3 Labs – EIGRP, ACL2 and VT and questions from 9tut/sehkhar/todd lam book with slight changes.
ACL2:
1. Allow host C to access HTTP on Finance svr
2. Block Host C to access any other services on Finance Server
3. Block All other LAN and Core elements to connect F.Server
4. Allow full access to Public and other core services for All
Access-list 100 permit tcp host 192.168.33.3 host 172.22.149.19 eq www
Access-list 100 deny ip any host 172.22.149.19
Access-list 100 permit ip any any
int f0/1
ip access-group 100 out
EIGRP:
New router ‘central2’ connect to ‘cerntral1’ find fault and allow routing b/w all routers, ‘Central2’ hasn’t have access to ISP at this stage. (means your ping test to ISP will fail … so no issues )
Area: 112
First: sh run on Central2 -> remove incorrect area 22 -> now define eigrp with 112 and add networks
Second: add missing network onto Central1 to establish adjacency b/w central2 & central1 … cmd = router eigrp 112 -> network 192.168.33.0
Now test connectivity b/w rotuers using PING cmd
VTP Q:
1. in my case, swAC3 was root bridge for forwarding vtp info – local switch, the ip was 192.168.1.250
2. Tell modal of VLAN-R1 – 2620
3. asked to tell mac address for an ip, i used command show mac address-table instead of SHOW MAC-ADDRESS-TABLE, so carefull
4. what is default gateway IP for host connect to port fa0/4, it was VLAN 22 –Server, and IP is 192.168.22.254
Hi,
have you ever heard or read about a “named access-list” in the ACL2 SIM ???
Instead the numbered or access-list in the description text of the SIM?
thx for Feedback.
@Anonymous, I think it’s not part of ccna exam…. by the way in lab sim … they ask for numbered access list … and for sure you have to define extended one…
God bless u 9tut!!!!!! I failed on the 18th with 775, and just 2 hours ago on my 2nd attempt I did it with 841!!!!!!!!!!!!!!! :):):):) I got EXACTLY the same lab sim!! best of the luck to all the guys that are gonna make the exam in this days!!!
Other types of access from host C to the finance web server should be blocked
access-list 100 deny ip host 192.168.33.3 host 172.22.242.23
- Other types of access from host C to the Finance Web Server should be blocked
– All access from hosts in the Core or local LAN to the Finance Web Server should be blocked
access-list 100 deny ip any host 172.22.242.23
(because the requirement says we can not use more than 3 statements so we have to use “any” here for the hosts in the Core and hosts in local LAN)
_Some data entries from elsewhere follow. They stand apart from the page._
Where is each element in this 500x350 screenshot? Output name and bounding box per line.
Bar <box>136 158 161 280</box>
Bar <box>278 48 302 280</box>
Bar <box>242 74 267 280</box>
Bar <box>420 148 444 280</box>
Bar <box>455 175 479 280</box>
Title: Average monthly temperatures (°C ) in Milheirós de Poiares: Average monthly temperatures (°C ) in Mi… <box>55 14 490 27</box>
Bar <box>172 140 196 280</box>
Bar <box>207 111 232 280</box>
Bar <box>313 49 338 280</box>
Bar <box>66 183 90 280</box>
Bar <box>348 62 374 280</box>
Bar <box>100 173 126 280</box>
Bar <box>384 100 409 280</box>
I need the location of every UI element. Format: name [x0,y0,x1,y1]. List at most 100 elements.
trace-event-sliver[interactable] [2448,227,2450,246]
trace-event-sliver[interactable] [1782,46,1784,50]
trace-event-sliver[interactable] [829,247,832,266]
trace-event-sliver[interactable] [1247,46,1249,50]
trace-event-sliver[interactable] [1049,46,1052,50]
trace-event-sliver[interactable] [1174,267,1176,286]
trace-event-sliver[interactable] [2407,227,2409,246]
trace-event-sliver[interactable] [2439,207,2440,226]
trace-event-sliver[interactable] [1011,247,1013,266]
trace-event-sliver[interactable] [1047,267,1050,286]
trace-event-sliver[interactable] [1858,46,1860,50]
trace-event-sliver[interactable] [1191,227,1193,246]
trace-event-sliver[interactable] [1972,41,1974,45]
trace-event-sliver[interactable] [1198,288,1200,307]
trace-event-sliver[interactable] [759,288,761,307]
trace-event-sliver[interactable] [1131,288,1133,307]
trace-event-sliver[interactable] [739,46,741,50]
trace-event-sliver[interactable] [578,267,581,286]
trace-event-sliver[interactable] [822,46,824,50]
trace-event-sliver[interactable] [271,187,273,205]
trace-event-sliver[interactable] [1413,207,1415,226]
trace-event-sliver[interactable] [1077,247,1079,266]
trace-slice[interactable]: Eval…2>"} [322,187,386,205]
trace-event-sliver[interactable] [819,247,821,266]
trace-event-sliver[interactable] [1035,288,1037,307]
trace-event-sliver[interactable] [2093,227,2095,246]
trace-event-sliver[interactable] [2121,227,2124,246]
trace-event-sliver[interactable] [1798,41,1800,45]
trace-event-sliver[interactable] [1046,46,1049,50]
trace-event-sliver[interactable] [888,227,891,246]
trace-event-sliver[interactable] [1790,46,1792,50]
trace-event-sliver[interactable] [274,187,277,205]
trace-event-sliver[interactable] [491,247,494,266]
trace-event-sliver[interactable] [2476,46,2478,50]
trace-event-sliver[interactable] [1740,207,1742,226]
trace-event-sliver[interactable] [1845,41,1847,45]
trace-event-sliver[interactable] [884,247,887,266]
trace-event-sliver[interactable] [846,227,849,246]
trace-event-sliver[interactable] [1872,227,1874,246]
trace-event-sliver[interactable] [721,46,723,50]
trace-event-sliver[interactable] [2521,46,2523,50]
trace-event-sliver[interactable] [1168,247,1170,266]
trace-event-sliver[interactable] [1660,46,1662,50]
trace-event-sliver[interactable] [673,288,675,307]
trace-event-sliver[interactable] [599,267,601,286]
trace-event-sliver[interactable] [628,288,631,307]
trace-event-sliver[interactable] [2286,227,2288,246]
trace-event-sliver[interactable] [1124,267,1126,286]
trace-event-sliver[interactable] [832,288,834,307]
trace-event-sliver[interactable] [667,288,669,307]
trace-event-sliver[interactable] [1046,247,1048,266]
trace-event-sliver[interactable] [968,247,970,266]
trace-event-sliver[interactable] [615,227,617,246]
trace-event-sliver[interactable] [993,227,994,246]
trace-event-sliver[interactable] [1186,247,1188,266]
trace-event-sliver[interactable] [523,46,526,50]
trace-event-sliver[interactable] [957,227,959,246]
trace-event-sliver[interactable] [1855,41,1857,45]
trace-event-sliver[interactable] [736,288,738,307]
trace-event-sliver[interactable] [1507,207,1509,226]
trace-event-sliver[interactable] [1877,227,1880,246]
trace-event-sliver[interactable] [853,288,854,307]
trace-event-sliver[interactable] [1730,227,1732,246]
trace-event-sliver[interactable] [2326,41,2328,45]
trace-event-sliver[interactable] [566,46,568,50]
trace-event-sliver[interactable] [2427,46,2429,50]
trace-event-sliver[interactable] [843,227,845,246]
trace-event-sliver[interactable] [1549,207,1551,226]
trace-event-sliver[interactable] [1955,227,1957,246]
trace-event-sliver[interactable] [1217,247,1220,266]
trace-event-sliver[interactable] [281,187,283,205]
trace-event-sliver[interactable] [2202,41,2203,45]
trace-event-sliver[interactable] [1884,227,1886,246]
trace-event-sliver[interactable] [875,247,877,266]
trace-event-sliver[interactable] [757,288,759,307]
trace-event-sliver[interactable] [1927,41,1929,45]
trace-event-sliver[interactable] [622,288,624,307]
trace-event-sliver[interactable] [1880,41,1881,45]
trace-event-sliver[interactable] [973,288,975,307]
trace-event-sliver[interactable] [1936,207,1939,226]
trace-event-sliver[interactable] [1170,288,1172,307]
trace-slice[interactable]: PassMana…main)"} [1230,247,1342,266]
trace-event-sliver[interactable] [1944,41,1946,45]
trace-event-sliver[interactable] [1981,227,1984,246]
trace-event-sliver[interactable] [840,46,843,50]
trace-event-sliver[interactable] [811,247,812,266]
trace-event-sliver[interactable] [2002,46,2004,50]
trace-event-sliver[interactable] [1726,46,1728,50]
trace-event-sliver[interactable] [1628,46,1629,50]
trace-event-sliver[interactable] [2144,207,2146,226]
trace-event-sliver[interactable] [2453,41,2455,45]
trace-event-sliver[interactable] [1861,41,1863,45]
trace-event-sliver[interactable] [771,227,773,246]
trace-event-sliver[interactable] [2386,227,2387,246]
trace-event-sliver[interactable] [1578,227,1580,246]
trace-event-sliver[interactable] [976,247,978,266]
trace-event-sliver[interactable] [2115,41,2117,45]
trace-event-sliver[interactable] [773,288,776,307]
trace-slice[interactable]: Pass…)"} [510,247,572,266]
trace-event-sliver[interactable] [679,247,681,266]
help me plz 2 understand different between these 2 commands :(
Passed with 930 points yesterday. ACL2, VTP and EIGRP for LABS. Thanks 9tut !
@ Danny congrats!! Did you get the same labs as you did on your first try? Someone said you retakers get the NAT lab? Can you verify?
@ ahmed the 1st line block ONLY the ip 33.3 from accessing the financial server. The second line blocks ANY ip from accessing the financial server. ANY means ANY IP.. The reason why we use ANY in the above example is so we can combine both of them into one ACL access-list 100 deny ip any host 172.22.242.23.
@ahmed..I got exactly this sim as u wrote it today..and I got 100% from it..so it’s valid!!
@anonymous..I got exactly the same labs…NO nat!!:)
@ Danny thanks … re no NAT
@ everyone who took exam this week. Were there Passive-interfaces to be removed?
My ACL 2 sim was exactly like this, but without the DNS server…. Host A needed to access www on Finance Server but all other traffic from host A, CORE, etc. gets blocked, then allow all other traffic to access the public server.